Patel belives the work ethic and problem-solving competencies he developed during his undergraduate degree in Engineering Science will bring him success at medical school and in his research. He aims to develop simple and smart BMIs to allow patients with neurological injuries and diseases to communicate and interact with their environments using mental commands. His ultimate hope is to develop technologies that will help those with neurological disabilities improve their quality of life.
Patel hopes that minimising the financial burden of graduate school and maintaining a healthy and active lifestyle will help him to accomplish his research goals.
“I am extremely honoured to receive the Vanier Scholarship because it completely eliminates the financial aspect of graduate student stress, and allows me to focus more of my energy and time on my actual research. I can now achieve results that would have otherwise been impossible,” said Patel. “The Scholarship will allow me to travel to research conferences, in order to collaborate with and learn from the leading researchers in my field.”
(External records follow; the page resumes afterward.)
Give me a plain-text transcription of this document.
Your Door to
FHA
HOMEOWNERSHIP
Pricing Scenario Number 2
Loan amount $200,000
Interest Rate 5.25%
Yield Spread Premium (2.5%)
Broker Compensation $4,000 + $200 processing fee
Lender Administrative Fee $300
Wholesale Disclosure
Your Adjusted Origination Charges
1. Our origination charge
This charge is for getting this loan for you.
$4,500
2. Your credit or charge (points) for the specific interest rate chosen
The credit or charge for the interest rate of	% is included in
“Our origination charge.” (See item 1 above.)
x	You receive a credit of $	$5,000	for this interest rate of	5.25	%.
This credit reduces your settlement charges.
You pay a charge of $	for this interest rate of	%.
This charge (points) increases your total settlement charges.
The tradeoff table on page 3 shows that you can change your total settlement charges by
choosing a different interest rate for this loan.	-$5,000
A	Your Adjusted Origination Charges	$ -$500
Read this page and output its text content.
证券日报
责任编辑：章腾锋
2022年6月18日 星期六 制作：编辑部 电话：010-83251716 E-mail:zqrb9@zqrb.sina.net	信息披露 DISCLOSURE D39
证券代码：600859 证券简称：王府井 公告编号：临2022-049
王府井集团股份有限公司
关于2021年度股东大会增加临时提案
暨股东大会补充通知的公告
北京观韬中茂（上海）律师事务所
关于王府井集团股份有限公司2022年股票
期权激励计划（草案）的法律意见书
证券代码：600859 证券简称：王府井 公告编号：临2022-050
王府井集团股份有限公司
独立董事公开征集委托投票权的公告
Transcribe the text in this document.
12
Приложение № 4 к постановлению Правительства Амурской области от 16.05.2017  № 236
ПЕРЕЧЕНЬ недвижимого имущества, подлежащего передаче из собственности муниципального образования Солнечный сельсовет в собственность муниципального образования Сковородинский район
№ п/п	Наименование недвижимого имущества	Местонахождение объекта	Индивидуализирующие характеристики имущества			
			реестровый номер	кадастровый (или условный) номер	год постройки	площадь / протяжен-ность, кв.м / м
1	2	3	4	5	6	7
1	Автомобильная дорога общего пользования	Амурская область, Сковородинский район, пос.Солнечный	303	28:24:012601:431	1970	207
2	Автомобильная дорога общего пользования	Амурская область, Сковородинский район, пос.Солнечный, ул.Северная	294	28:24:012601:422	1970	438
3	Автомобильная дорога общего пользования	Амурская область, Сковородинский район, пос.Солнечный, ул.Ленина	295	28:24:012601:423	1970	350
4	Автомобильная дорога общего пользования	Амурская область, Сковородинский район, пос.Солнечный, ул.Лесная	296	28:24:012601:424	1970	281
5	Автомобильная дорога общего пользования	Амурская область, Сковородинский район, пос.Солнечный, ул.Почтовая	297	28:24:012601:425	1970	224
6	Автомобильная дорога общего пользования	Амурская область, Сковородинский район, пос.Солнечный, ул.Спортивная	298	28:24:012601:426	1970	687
Dale Podolsky — PhD, Institute for Biomaterials & Biomedical Engineering
Dale Podolsky, an IBBME PhD candidate and surgical resident in U of T’s Faculty of Medicine, is dedicated to helping infants born with cleft palates, and through his work has helped the surgeons who treat them.
Podolsky’s research focuses on developing surgical robotic technology specifically to repair cleft palates in infants. The small space of an infant’s mouth and the delicacy of the tissues being worked on require extreme precision, making a complex operation even more difficult for surgeons in training.
This work has led to the creation of not only improved robotic surgical tools, but also a realistic simulation of a cleft palate operation on an infant. Podolsky was guided by paediatric surgeons Dr. James Drake (IBBME) and Dr. Christopher Forrest from the Hospital for Sick Children (SickKids) on the project. This simulation has become an effective training tool for surgeons, facilitating greater instruction without the risk.
Podolsky said the Vanier Scholarship will provide him with the support necessary to expand his work at the Center for Image Guided Innovation and Therapeutic Intervention, an engineering lab at SickKids, and begin conducting clinical trials.
The support of such a scholarship will have a huge impact on his efforts, he said. “This scholarship has been very motivating and has given me renewed and enhanced drive to complete the project,” he said. “It is a privilege to be recognized for wanting to solve significant health care problems with the ultimate goal of improving people’s lives.”